What Changed About the House GOP's Abortion Ban Debate
On Wednesday night, a day before the 42nd anniversary of the Roe v. Wade decision and the anti-abortion March for Life, House Republicans decided not to vote on the same 20-week abortion ban that easily passed in the chamber in June 2013. While the bill hasn't changed, the political environment has. Now, Republicans are worried about alienating women and millennials. In 2013, a month after abortionist Kermit Gosnell was convicted of killing three babies, House leadership wanted to act.
Abortion-rights activists argued that the Gosnell case was an example of illegal abortion performed by an unqualified person who preyed on women who couldn't obtain legal procedures. Anti-abortion activists said this proved their point. "What we need to learn from the Gosnell case is that late-term abortion is infanticide," Kirsten Powers wrote at the Daily Beast.
House Republicans used the case to justify the bill. "Listen, after this Kermit Gosnell trial and some of the horrific acts that were going on, the vast majority of the American people believe in the substance of this bill, and so do I," said House Speaker John Boehner.
North Carolina Representative Renee Ellmers, the chair of the Republican Women's Policy Committee, also invoked Gosnell in a speech supporting the bill on the House floor. Ellmers called the legislation "an important bill that will protect women and children," adding that "coupled with the now-known dangerous acts of an abortionist like Kermit Gosnell, it is clear that Congress must act."
This time around, instead of reacting to the anti-abortion momentum in the wake of the Gosnell case, GOP dissenters worried that the bill, and its rule that only cases of rape and incest reported to the police would qualify for exemptions, would alienate women and millennials.
During a recent Republican lawmaker retreat, Ellmers did not mention Gosnell, but "urged leadership to reconsider bringing" up the bill, stressing the "need to be smart about how we're moving forward," according to National Journal. That meant not spending the first few weeks of the new Congress on "an issue where we know that millennials—social issues just aren't as important [to them]," she said. Ellmers also noted that her party had gotten into trouble with the issue in the past. Arizona Representative Trent Franks, the bill's sponsor, was criticized in 2013 for saying that "the incidence of rape resulting in pregnancy are very low."

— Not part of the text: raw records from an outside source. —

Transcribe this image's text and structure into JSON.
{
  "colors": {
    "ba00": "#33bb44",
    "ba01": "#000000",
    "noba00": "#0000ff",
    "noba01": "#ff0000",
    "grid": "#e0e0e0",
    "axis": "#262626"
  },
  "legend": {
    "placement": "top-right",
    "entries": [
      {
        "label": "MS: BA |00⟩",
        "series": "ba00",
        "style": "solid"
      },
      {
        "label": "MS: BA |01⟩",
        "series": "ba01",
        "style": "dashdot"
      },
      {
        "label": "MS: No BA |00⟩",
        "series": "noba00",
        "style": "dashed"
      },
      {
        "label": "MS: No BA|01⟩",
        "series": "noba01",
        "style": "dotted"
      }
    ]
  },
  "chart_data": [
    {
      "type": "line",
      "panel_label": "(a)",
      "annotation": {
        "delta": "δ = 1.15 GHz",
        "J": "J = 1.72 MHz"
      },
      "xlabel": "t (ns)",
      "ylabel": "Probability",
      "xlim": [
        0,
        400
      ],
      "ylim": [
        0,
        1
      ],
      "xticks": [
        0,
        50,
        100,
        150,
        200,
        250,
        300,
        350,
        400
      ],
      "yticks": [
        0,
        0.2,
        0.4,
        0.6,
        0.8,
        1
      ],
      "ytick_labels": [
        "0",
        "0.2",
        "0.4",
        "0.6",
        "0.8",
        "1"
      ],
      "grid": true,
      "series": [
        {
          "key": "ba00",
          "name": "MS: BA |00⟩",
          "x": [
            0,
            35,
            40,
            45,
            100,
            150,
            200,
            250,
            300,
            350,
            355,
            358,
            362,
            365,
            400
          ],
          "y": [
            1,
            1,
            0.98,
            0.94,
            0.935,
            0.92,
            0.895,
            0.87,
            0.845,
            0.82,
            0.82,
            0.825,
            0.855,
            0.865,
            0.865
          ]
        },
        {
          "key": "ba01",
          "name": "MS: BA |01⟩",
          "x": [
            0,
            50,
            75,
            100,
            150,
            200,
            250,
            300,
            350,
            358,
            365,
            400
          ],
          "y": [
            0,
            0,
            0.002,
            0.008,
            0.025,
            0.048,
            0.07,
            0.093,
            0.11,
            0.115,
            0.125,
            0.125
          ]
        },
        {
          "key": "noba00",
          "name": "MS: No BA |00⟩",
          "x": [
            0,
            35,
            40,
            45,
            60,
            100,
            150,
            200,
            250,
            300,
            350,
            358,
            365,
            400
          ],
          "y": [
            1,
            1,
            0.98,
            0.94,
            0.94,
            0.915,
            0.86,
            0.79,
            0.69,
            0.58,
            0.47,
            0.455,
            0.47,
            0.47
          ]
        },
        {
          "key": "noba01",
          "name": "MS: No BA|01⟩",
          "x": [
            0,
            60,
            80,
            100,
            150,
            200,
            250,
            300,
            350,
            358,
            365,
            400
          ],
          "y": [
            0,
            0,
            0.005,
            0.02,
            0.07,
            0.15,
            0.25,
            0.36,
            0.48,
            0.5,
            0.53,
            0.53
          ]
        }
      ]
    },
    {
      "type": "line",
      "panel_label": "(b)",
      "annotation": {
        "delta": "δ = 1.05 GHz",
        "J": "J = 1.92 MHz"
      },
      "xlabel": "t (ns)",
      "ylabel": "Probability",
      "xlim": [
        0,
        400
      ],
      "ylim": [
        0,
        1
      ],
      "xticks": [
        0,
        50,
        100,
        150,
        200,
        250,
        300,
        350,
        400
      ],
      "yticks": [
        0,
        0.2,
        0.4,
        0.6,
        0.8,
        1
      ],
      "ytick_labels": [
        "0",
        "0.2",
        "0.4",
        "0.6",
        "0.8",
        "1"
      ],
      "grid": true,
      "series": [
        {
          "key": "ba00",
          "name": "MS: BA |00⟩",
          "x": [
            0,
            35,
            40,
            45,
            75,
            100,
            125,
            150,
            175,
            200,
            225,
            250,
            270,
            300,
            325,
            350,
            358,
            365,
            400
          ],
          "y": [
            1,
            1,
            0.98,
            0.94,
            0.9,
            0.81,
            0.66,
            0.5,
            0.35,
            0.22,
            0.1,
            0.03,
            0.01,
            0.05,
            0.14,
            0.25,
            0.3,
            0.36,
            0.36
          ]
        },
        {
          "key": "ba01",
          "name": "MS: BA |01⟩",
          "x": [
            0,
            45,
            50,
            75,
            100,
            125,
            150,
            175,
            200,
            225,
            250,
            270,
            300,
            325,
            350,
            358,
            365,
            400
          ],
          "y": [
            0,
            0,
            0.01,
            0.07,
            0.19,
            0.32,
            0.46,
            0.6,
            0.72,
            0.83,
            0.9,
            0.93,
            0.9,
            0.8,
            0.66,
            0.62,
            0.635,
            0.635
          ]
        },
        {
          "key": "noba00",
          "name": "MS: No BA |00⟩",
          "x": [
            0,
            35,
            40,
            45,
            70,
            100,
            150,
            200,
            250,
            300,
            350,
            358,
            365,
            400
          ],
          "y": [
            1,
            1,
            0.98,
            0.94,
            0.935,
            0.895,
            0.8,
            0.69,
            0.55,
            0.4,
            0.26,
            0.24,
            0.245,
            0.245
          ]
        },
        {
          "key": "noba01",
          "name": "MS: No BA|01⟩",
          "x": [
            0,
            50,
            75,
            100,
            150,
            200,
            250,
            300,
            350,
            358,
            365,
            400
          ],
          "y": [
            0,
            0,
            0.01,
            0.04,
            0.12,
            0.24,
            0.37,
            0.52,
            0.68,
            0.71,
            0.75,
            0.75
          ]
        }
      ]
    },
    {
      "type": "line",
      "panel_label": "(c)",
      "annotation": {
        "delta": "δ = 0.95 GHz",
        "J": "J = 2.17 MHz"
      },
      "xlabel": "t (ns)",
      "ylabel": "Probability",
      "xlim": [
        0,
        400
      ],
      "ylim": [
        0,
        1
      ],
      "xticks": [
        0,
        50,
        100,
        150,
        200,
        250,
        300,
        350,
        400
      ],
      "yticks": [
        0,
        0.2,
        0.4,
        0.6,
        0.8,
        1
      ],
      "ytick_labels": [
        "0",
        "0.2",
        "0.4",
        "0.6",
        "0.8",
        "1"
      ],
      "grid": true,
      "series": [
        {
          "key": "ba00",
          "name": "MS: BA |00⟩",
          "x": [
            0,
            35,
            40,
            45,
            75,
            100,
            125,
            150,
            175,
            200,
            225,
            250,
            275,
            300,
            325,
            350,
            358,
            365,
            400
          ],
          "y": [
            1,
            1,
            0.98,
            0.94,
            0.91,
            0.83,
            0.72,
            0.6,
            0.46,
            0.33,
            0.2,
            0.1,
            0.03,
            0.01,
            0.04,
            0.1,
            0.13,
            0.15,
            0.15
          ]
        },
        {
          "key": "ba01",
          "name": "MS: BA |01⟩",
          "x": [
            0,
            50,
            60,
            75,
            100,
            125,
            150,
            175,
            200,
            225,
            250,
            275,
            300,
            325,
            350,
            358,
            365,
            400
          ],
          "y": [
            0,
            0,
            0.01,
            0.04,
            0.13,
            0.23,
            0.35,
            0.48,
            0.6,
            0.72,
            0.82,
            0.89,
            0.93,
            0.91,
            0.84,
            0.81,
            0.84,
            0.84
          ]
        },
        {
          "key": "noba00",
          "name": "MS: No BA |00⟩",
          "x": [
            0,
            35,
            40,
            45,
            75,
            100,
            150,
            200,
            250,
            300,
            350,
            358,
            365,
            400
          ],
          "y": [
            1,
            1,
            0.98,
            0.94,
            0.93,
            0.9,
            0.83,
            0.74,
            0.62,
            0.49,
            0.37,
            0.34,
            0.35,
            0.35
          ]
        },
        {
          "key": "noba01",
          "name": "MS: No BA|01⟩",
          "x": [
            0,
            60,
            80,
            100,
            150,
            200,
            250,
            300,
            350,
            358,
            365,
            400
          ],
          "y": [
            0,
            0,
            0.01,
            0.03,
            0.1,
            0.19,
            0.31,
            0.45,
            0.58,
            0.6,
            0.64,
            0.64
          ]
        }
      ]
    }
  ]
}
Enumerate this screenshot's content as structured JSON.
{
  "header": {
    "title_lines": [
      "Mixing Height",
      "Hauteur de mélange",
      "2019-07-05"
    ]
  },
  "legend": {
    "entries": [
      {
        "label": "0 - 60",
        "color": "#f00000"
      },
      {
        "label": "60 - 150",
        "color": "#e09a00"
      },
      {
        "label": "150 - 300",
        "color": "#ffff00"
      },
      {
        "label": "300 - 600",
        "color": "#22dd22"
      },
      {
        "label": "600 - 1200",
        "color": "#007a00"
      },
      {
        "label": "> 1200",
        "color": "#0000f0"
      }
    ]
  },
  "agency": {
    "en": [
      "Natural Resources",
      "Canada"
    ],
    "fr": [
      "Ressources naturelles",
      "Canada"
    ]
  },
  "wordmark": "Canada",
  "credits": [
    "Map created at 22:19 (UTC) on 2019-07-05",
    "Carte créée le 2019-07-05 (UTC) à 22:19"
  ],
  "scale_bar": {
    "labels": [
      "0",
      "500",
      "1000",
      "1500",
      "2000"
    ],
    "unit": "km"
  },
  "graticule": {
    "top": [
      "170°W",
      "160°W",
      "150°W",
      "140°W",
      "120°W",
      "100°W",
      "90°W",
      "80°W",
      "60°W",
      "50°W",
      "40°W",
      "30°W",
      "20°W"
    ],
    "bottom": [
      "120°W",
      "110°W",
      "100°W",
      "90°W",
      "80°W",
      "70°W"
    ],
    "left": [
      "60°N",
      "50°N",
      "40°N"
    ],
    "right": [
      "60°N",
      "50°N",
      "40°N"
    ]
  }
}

Several disappointed anti-abortion groups pointed out that millennials (narrowly) support a 20-week abortion ban, and were equally unimpressed with Ellmers' intent to vote for the bill despite encouraging the House not to vote on it and withdrawing her name. The Weekly Standard's John McCormack argued that, by bringing up the reporting rule present in the 2013 bill, Ellmers was "creating controversy where none previously existed" and providing a talking point for Democrats. Erick Erickson at RedState, meanwhile, blasted Ellmers for pulling her name from the bill, then saying she would vote for it, calling the move "a two-faced ploy that worked."